Hey all, I haven't posted here yet but I frequent the forums to figure out these cool ideas. I was looking around one day and found 



.

It's in the replica "haunted mansion" that was for sale (or still might be!). I've been trying to figure out for the longest time how to make all of this happen but I keep just searching into impractical dead ends.

I understand the mirror, that's not the question here. The fact that the faucet acts as a switch that triggers the light and audio is what gets me. Also, the lighting sequence is getting at me too.

The light will do a flicker and then fade in the room and then a light comes on behind the mirror, but I can't seem to find something to control that.

Please help me satisfy my curiosity on this with all your spooky-haunty knowledge!


----------



## theundeadofnight (Aug 14, 2011)

Hi Unity ,

I think they are using dmx show control . I would use a Martin Light Jockey with dmx dimmers and program the dimmer cues . You can also use the cue list control to trigger audio cues on your laptop in your cuelist . The faucet could just be a relay to trigger the GO command in your cue list . Lots of creative tech minded people on this forum , I am sure you will see a lot of suggestions to do this effect .


----------



## george_darkhill (Aug 8, 2013)

I would use dmx control, with an Enttec Open DMX USB interface and an eXorcist V2 board. I would also use VSA and DMXorcist software to program and cue.

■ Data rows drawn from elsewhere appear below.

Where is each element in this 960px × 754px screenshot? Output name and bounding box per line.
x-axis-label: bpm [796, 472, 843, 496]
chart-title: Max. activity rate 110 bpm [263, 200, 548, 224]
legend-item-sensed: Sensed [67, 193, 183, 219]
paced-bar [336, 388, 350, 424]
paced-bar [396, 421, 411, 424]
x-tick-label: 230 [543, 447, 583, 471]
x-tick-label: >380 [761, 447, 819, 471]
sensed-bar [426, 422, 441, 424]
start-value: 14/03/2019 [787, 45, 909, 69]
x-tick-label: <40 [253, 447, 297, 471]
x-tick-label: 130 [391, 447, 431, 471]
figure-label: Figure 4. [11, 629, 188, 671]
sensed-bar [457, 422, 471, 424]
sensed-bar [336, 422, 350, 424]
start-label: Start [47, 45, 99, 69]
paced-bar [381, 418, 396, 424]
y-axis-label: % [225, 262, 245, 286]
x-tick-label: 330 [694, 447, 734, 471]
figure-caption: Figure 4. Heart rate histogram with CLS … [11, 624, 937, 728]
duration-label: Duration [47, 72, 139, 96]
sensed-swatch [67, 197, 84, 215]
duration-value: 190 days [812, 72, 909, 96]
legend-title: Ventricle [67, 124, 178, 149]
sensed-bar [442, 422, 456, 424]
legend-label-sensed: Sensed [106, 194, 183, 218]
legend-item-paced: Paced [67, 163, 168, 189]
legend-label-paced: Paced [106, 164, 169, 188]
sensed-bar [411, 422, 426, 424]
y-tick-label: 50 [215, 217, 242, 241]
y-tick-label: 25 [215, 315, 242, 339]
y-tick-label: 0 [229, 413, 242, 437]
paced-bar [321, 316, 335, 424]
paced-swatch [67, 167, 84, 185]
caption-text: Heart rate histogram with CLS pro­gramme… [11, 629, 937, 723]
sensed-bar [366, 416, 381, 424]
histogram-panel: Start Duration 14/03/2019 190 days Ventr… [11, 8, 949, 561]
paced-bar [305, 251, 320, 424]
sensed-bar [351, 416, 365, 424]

Here is a great tutorial from Terra on DMX haunt control: http://www.halloweenforum.com/blogs/terra/834-integrated-haunt-control-using-dmx-vsa-tutorial.html


----------



## stagehand1975 (Feb 22, 2010)

This effect could be done with some basic prop controllers. There are some controllers out put there with audio capability and other devices that can do the dimming that can be wired in to the controllers. 

You can also look into a light o rama system. I only suggest that because its triggerable with the right hardware, is capable of dmx, it can run a different program each time and be setup to run other things in the haunt at the same time.


----------